Gli altri punti dell’accordo
La soddisfazione del ministro italiano si fonda anche su altri aspetti dell’accordo. «Per l’Italia, primo Paese produttore di ortofrutticoli dell’Unione Europea – dice De Castro – la riforma conferma il volume di sostegno attuale, pari a circa 470 milioni di euro su un gettito complessivo di circa 1,5 miliardi (l’Italia resta quindi il primo beneficiario in questo comparto). La conferma dell’attuale volume di sostegno per il nostro Paese non deve essere considerato un risultato ovvio, poiché avviene nel contesto di un budget complessivo invariato, ma in presenza di una compagine europea di 27 membri, mentre gli assetti attuali erano il frutto di un negoziato a 15».

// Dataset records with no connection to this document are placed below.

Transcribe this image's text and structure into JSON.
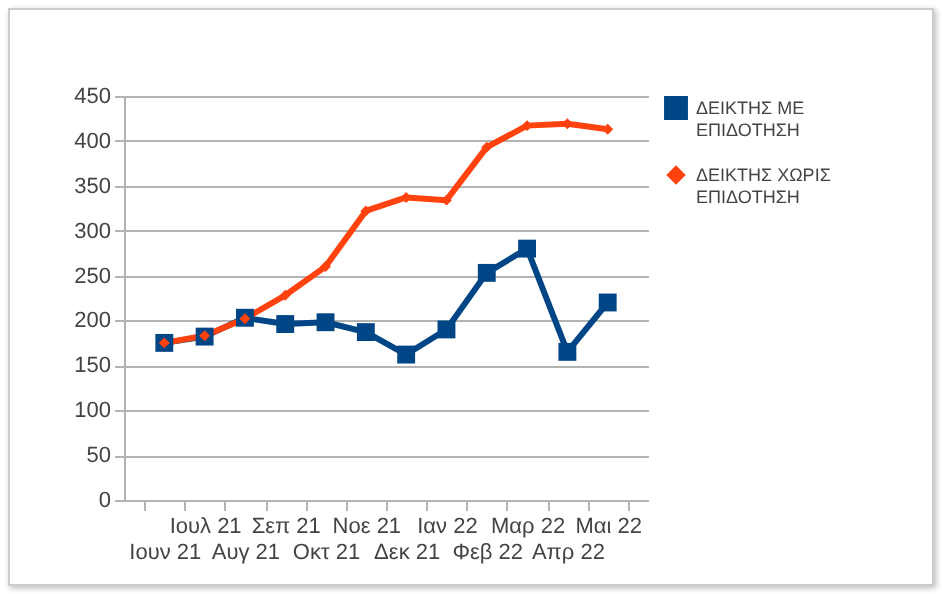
{
  "chart_data": {
    "type": "line",
    "categories": [
      "Ιουν 21",
      "Ιουλ 21",
      "Αυγ 21",
      "Σεπ 21",
      "Οκτ 21",
      "Νοε 21",
      "Δεκ 21",
      "Ιαν 22",
      "Φεβ 22",
      "Μαρ 22",
      "Απρ 22",
      "Μαι 22"
    ],
    "series": [
      {
        "name": "ΔΕΙΚΤΗΣ ΜΕ ΕΠΙΔΟΤΗΣΗ",
        "color": "#004586",
        "marker": "square",
        "values": [
          175,
          182,
          203,
          196,
          198,
          187,
          162,
          190,
          253,
          280,
          165,
          220
        ]
      },
      {
        "name": "ΔΕΙΚΤΗΣ ΧΩΡΙΣ ΕΠΙΔΟΤΗΣΗ",
        "color": "#ff420e",
        "marker": "diamond",
        "values": [
          175,
          183,
          202,
          228,
          260,
          322,
          337,
          334,
          393,
          417,
          419,
          413
        ]
      }
    ],
    "ylim": [
      0,
      450
    ],
    "yticks": [
      0,
      50,
      100,
      150,
      200,
      250,
      300,
      350,
      400,
      450
    ],
    "grid": "y",
    "legend": "right"
  }
}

Secondo De Castro «riveste particolare rilievo anche l’accoglimento della richiesta italiana che ha consentito l’aumento delle risorse finanziarie per i programmi operativi realizzati dalle organizzazioni di produttori, dal 4,1 al 4,6% della produzione commercializzata, finalizzato alle misure di prevenzione e gestione delle crisi. Altresì, sono state accolte altre richieste italiane, quali quelle relative alla previsione, in via obbligatoria, del Paese d’origine nella commercializzazione degli ortofrutticoli freschi, e la possibilità di estendere tale obbligo anche ai prodotti trasformati qualora ciò si rendesse necessario per tutelare i consumatori».
In realtà, quest’ultimo punto è un altro degli aspetti che ha suscitato la scontentezza della Coldiretti, che premeva affinché l’indicazione in etichetta dell’origine della materia prima fosse un obbligo anche per i prodotti trasformati. Secondo Coldiretti il ministro ha messo in atto una strategia negoziale al ribasso che «ha palesemente indebolito la proposta di indicare in etichetta l’origine dei prodotti ortofrutticoli trasformati e lascia le porte aperte all’arrivo di succo di arancia brasiliana, di pere argentine, pesche sudafricane e pomodoro cinese da spacciare come italiani in succhi, macedonie e conserve».
È lecito prevedere che i prossimi mesi, per il ministro De Castro, saranno piuttosto impegnativi.